Ressalta à evidência que o acréscimo concede à vítima valor superior à compensação da dor moral, com o que não se sustenta a manutenção desse critério, senão em prejuízo da própria conceituação admitida pelos tribunais.

O E. I TACSP admitiu que "não há falar em caráter punitivo do dano moral como nota distintiva de outros danos pessoais", mas, de modo incongruente considerou que, ao lado da finalidade compensatória se teria o denominado "valor do desestímulo ou de inibição", o que nada mais representa do que a majoração do valor indenizatório como penalidade, já que esse critério refoge à simples compensação.

ARRUDA ALVIM, em palestra feita no IX Encontro dos Tribunais de Alçada alertou que "quanto à natureza do dano moral, alguns chegam a falar em pena, em castigo, e que, por isso mesmo, deve ser uma indenização alta, ou seja, exacerbada, de tal maneira que se contenha em seu bojo uma punição, com o fito de desestimular a prática de tais ilícitos. Tal linha de pensamento carregaria consigo uma "missão didática" com esquecimento, todavia, de que estaria albergando também enriquecimentos indevidos".

Em outros ordenamentos jurídicos, como o norte-americano, a indenização tem esse caráter, de modo que o valor fixado deva constituir em algo substancioso, a ponto de causar impacto na economia do ofensor. Todavia, os tribunais têm afastado esse caráter de pena, reduzindo-o tão-somente à reparação.
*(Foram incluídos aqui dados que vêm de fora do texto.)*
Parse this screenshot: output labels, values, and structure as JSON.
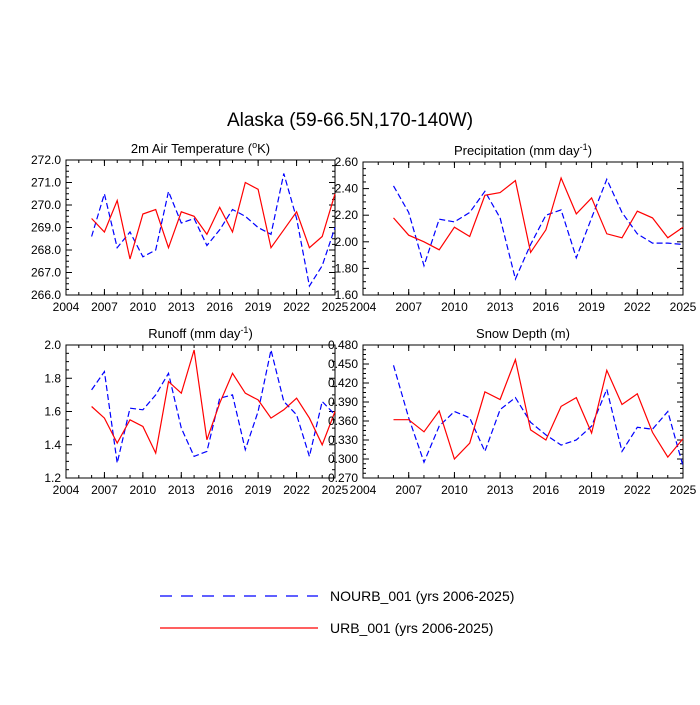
{
  "title": "Alaska (59-66.5N,170-140W)",
  "colors": {
    "nourb": "#0000ff",
    "urb": "#ff0000",
    "axis": "#000000"
  },
  "legend": [
    {
      "key": "nourb",
      "label": "NOURB_001 (yrs 2006-2025)",
      "style": "dashed"
    },
    {
      "key": "urb",
      "label": "URB_001 (yrs 2006-2025)",
      "style": "solid"
    }
  ],
  "chart_data": [
    {
      "id": "temp",
      "type": "line",
      "title": "2m Air Temperature (°K)",
      "title_main": "2m Air Temperature (",
      "title_sup": "o",
      "title_tail": "K)",
      "xlim": [
        2004,
        2025
      ],
      "xticks": [
        "2004",
        "2007",
        "2010",
        "2013",
        "2016",
        "2019",
        "2022",
        "2025"
      ],
      "ylim": [
        266,
        272
      ],
      "yticks": [
        "266.0",
        "267.0",
        "268.0",
        "269.0",
        "270.0",
        "271.0",
        "272.0"
      ],
      "x": [
        2006,
        2007,
        2008,
        2009,
        2010,
        2011,
        2012,
        2013,
        2014,
        2015,
        2016,
        2017,
        2018,
        2019,
        2020,
        2021,
        2022,
        2023,
        2024,
        2025
      ],
      "series": [
        {
          "name": "NOURB_001",
          "key": "nourb",
          "values": [
            268.6,
            270.5,
            268.1,
            268.8,
            267.7,
            268.0,
            270.6,
            269.2,
            269.4,
            268.2,
            268.9,
            269.8,
            269.5,
            269.0,
            268.7,
            271.4,
            269.4,
            266.4,
            267.3,
            269.0
          ]
        },
        {
          "name": "URB_001",
          "key": "urb",
          "values": [
            269.4,
            268.8,
            270.2,
            267.6,
            269.6,
            269.8,
            268.1,
            269.7,
            269.5,
            268.7,
            269.9,
            268.8,
            271.0,
            270.7,
            268.1,
            268.9,
            269.7,
            268.1,
            268.6,
            270.5
          ]
        }
      ]
    },
    {
      "id": "precip",
      "type": "line",
      "title": "Precipitation (mm day-1)",
      "title_main": "Precipitation (mm day",
      "title_sup": "-1",
      "title_tail": ")",
      "xlim": [
        2004,
        2025
      ],
      "xticks": [
        "2004",
        "2007",
        "2010",
        "2013",
        "2016",
        "2019",
        "2022",
        "2025"
      ],
      "ylim": [
        1.6,
        2.6
      ],
      "yticks": [
        "1.60",
        "1.80",
        "2.00",
        "2.20",
        "2.40",
        "2.60"
      ],
      "x": [
        2006,
        2007,
        2008,
        2009,
        2010,
        2011,
        2012,
        2013,
        2014,
        2015,
        2016,
        2017,
        2018,
        2019,
        2020,
        2021,
        2022,
        2023,
        2024,
        2025
      ],
      "series": [
        {
          "name": "NOURB_001",
          "key": "nourb",
          "values": [
            2.42,
            2.22,
            1.82,
            2.17,
            2.15,
            2.22,
            2.38,
            2.18,
            1.72,
            1.98,
            2.2,
            2.24,
            1.88,
            2.18,
            2.47,
            2.22,
            2.06,
            1.99,
            1.99,
            1.98
          ]
        },
        {
          "name": "URB_001",
          "key": "urb",
          "values": [
            2.18,
            2.05,
            2.0,
            1.94,
            2.11,
            2.04,
            2.35,
            2.37,
            2.46,
            1.92,
            2.09,
            2.48,
            2.21,
            2.33,
            2.06,
            2.03,
            2.23,
            2.18,
            2.03,
            2.11
          ]
        }
      ]
    },
    {
      "id": "runoff",
      "type": "line",
      "title": "Runoff (mm day-1)",
      "title_main": "Runoff (mm day",
      "title_sup": "-1",
      "title_tail": ")",
      "xlim": [
        2004,
        2025
      ],
      "xticks": [
        "2004",
        "2007",
        "2010",
        "2013",
        "2016",
        "2019",
        "2022",
        "2025"
      ],
      "ylim": [
        1.2,
        2.0
      ],
      "yticks": [
        "1.2",
        "1.4",
        "1.6",
        "1.8",
        "2.0"
      ],
      "x": [
        2006,
        2007,
        2008,
        2009,
        2010,
        2011,
        2012,
        2013,
        2014,
        2015,
        2016,
        2017,
        2018,
        2019,
        2020,
        2021,
        2022,
        2023,
        2024,
        2025
      ],
      "series": [
        {
          "name": "NOURB_001",
          "key": "nourb",
          "values": [
            1.73,
            1.84,
            1.29,
            1.62,
            1.61,
            1.7,
            1.83,
            1.5,
            1.33,
            1.36,
            1.68,
            1.7,
            1.37,
            1.6,
            1.97,
            1.66,
            1.58,
            1.33,
            1.66,
            1.58
          ]
        },
        {
          "name": "URB_001",
          "key": "urb",
          "values": [
            1.63,
            1.56,
            1.41,
            1.55,
            1.51,
            1.35,
            1.78,
            1.71,
            1.97,
            1.43,
            1.65,
            1.83,
            1.71,
            1.67,
            1.56,
            1.61,
            1.68,
            1.56,
            1.4,
            1.6
          ]
        }
      ]
    },
    {
      "id": "snow",
      "type": "line",
      "title": "Snow Depth (m)",
      "title_main": "Snow Depth (m)",
      "title_sup": "",
      "title_tail": "",
      "xlim": [
        2004,
        2025
      ],
      "xticks": [
        "2004",
        "2007",
        "2010",
        "2013",
        "2016",
        "2019",
        "2022",
        "2025"
      ],
      "ylim": [
        0.27,
        0.48
      ],
      "yticks": [
        "0.270",
        "0.300",
        "0.330",
        "0.360",
        "0.390",
        "0.420",
        "0.450",
        "0.480"
      ],
      "x": [
        2006,
        2007,
        2008,
        2009,
        2010,
        2011,
        2012,
        2013,
        2014,
        2015,
        2016,
        2017,
        2018,
        2019,
        2020,
        2021,
        2022,
        2023,
        2024,
        2025
      ],
      "series": [
        {
          "name": "NOURB_001",
          "key": "nourb",
          "values": [
            0.448,
            0.365,
            0.295,
            0.352,
            0.375,
            0.365,
            0.312,
            0.378,
            0.397,
            0.358,
            0.338,
            0.322,
            0.33,
            0.352,
            0.41,
            0.312,
            0.35,
            0.347,
            0.375,
            0.289
          ]
        },
        {
          "name": "URB_001",
          "key": "urb",
          "values": [
            0.362,
            0.362,
            0.343,
            0.376,
            0.3,
            0.325,
            0.406,
            0.394,
            0.457,
            0.346,
            0.33,
            0.383,
            0.397,
            0.341,
            0.44,
            0.386,
            0.403,
            0.342,
            0.303,
            0.332
          ]
        }
      ]
    }
  ]
}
Razoável o entendimento que afasta o caráter punitivo da reparação moral não só porque o seu pressuposto não diz respeito direto ao dano experimentado pela vítima e afasta a aplicação do consagrado princípio do restitutio in integrum que domina o tema da reparação do dano, como porque, como critério objetivo, deixa sem solução hipóteses abrangidas pelo dever indenizatório, como a responsabilidade por fato de outrem (objetiva) e a decorrente do risco da atividade, ambas divorciadas da ilicitude e, portanto, do conceito de culpa.' (Trecho do livro O Valor da Reparação Moral, Saraiva 2005, Cianci, Mirna)."